Temperatures far above seasonal averages and a heavy dose of rainfall have inundated the state with water, at a time of year when the extra moisture yields more runoff than usual. Since this weekend, about 100 flood warnings have been issued across Iowa as creeks, streams, and rivers swell from persistent rains.
The Iowa Flood Center at the University of Iowa has created a free, online tool where residents and city planners in 19 communities can see river levels and flooded areas—street to street, neighborhood to neighborhood—all in real time. The maps allow residents and city planners to view various flood scenarios to help prepare for flood emergencies and make informed decisions.
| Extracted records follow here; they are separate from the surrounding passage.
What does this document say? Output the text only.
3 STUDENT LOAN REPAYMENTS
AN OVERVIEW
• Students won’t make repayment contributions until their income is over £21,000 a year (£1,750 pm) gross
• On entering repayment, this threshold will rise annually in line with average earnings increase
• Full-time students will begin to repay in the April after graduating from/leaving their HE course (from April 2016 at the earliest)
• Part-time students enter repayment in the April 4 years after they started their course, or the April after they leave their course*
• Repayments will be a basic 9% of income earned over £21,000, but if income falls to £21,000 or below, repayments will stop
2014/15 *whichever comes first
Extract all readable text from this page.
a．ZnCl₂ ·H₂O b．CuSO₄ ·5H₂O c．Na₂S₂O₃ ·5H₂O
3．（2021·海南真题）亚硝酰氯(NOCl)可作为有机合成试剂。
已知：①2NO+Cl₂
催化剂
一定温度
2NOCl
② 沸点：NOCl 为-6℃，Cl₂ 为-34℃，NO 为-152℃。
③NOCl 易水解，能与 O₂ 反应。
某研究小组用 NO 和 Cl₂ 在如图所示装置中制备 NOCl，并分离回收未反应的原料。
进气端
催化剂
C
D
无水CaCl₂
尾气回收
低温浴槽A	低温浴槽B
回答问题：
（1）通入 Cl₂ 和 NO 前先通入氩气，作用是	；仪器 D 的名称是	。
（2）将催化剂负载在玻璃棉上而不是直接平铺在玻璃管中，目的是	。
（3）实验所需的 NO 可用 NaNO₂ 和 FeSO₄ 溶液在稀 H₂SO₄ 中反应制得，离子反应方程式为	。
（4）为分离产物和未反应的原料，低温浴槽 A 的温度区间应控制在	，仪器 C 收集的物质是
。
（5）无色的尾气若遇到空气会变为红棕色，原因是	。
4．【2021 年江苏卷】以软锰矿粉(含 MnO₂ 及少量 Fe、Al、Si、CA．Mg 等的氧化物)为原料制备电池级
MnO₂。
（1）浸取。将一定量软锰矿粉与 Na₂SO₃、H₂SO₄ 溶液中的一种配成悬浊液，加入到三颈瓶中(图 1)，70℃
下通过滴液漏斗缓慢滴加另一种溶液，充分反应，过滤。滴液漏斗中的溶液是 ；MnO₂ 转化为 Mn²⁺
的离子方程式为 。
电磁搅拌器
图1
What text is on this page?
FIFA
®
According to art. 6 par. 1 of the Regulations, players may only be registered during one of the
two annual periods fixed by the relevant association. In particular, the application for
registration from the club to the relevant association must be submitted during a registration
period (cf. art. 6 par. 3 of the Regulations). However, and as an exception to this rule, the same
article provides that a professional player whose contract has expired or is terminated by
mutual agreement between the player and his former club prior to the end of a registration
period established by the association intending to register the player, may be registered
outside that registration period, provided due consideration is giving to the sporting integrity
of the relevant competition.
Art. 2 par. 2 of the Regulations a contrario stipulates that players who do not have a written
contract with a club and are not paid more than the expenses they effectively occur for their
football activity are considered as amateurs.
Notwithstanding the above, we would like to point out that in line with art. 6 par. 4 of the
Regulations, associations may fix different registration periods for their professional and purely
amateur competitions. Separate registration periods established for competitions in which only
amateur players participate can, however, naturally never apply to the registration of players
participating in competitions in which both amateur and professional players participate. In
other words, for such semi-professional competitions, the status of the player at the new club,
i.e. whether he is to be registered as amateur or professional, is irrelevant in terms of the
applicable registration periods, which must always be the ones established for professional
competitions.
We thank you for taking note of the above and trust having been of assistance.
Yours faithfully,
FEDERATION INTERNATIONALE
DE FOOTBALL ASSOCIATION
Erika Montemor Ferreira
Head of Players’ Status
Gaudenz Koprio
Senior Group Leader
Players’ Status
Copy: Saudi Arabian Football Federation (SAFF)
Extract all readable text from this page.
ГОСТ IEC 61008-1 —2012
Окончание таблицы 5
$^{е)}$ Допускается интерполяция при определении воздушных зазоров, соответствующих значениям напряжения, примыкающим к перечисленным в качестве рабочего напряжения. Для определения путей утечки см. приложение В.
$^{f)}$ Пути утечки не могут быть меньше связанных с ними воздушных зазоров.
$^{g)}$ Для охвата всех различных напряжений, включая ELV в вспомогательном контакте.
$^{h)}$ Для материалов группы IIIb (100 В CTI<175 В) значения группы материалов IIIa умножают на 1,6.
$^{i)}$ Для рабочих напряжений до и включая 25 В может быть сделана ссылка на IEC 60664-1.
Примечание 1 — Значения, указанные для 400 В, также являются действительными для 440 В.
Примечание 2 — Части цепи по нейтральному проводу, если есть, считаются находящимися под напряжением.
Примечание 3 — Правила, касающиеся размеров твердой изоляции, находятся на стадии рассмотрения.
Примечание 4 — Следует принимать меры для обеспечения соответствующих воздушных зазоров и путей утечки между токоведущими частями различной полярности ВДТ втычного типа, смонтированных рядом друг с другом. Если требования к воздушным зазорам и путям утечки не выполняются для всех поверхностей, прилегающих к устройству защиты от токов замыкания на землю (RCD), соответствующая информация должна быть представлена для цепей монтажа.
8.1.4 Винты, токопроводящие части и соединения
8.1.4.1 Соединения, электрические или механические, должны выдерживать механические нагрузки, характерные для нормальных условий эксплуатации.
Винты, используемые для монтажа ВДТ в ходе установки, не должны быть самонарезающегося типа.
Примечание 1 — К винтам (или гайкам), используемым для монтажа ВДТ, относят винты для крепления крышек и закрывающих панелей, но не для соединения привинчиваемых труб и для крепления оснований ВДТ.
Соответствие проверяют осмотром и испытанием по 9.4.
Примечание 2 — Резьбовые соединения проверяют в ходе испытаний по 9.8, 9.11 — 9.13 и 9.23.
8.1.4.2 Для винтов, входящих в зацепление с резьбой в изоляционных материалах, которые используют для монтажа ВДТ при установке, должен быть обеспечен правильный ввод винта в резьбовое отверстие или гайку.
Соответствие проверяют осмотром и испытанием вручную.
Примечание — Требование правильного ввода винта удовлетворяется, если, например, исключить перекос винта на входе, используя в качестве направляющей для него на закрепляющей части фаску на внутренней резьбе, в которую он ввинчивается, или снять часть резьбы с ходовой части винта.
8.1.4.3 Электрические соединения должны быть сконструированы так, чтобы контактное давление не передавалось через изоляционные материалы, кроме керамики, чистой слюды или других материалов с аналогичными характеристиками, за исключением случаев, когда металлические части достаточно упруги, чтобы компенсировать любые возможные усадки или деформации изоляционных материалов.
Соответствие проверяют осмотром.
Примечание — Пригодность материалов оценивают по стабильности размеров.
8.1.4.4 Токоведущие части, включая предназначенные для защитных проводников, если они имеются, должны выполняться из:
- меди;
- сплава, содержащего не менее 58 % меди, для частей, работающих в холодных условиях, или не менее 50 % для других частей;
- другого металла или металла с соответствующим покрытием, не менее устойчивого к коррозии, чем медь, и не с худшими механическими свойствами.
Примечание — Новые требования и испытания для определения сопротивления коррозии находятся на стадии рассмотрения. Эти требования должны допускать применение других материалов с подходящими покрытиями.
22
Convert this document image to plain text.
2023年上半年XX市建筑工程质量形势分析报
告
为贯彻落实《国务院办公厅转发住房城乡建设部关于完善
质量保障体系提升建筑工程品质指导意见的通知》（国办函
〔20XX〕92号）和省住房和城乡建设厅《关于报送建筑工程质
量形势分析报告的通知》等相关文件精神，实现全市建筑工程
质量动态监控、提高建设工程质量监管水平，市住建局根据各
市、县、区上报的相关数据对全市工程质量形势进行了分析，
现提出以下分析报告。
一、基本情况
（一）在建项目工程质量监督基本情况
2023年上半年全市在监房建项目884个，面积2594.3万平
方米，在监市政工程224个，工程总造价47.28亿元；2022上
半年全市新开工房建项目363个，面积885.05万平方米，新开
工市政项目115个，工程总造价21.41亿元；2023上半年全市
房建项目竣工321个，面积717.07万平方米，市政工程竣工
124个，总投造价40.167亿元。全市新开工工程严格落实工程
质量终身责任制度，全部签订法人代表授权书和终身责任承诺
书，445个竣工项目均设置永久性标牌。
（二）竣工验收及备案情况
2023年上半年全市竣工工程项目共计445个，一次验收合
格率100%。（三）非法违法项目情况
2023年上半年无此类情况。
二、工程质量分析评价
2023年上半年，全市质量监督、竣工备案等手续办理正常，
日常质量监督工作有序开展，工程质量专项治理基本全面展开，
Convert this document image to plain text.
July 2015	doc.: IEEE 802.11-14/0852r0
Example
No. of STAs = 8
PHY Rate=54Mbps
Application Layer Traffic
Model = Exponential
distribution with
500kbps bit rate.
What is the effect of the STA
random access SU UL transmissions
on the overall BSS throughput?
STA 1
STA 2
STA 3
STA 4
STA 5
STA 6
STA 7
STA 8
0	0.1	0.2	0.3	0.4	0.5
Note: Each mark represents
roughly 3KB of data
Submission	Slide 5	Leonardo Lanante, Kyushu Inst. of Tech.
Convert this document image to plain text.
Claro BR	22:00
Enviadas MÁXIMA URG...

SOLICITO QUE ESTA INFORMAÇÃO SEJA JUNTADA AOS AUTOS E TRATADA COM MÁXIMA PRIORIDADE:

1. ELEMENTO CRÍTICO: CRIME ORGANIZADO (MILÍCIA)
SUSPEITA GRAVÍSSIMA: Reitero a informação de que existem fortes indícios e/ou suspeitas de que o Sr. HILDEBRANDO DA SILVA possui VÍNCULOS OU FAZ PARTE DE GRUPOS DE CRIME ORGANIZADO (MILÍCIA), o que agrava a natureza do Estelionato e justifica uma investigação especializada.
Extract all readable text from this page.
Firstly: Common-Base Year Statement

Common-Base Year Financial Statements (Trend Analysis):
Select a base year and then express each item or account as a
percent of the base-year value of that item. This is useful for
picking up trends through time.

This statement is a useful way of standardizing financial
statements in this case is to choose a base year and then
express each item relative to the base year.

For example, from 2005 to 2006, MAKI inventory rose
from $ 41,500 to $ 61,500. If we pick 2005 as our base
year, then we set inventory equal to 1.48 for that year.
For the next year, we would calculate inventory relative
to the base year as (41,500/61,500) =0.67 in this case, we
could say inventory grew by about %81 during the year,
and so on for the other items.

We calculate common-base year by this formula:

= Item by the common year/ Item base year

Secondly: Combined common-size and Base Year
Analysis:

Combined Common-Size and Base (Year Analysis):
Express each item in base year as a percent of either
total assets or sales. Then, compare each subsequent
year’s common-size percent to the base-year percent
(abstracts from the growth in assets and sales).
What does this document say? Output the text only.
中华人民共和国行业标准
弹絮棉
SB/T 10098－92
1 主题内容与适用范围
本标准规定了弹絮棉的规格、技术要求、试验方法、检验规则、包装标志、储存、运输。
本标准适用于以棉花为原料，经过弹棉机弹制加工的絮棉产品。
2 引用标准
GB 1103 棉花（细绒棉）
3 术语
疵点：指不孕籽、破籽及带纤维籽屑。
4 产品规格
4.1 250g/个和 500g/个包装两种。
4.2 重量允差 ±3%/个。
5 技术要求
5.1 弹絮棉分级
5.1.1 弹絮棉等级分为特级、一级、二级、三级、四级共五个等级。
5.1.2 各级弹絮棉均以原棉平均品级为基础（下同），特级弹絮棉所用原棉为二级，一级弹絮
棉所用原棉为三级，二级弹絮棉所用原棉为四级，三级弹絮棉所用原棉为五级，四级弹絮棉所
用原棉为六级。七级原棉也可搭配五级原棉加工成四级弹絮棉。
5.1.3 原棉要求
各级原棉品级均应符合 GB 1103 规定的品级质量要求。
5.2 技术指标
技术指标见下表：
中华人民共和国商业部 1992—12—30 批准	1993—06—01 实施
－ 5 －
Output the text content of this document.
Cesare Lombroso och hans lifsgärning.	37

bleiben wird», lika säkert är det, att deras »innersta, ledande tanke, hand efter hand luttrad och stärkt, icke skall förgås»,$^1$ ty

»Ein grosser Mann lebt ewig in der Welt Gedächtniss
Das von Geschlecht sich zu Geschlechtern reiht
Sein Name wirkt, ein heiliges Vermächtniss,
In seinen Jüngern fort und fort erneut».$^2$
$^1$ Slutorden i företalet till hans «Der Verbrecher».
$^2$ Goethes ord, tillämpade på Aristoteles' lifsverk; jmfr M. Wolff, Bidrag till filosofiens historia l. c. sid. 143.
The tool is called the Iowa Flood Information System, or IFIS, and can be accessed at ifis.iowafloodcenter.org/ifis/main.
IFIS is currently in these communities:
Ames, Cedar Rapids, Charles City, Columbus Junction, Des Moines, Elkader, Hills, Humboldt, Independence, Iowa City, Kalona, Maquoketa, Mason City, Ottumwa, Rock Rapids, Rock Valley, Spencer, Waterloo, and Waverly.
Simply click on a town and see how current river levels are affecting a neighborhood, street, or local park through these options:
- Select “flood map scenarios for Iowa.”
- Select a community and click “load flood maps.”
- View the effect of water-level rise from more rain by clicking on “river stage” (slide tab left or right).
The flooding is occurring, because Mother Nature doesn’t have her usual, natural ways to absorb the rains.
“The air, while unseasonably warm, is too cold to accommodate a lot of water evaporating from the ground,” says Witold Krajewski, Iowa Flood Center director. “The ground is saturated, and the plants are dormant and do not help transferring water to the atmosphere, so there’s just no place for water to go except to streams and rivers.”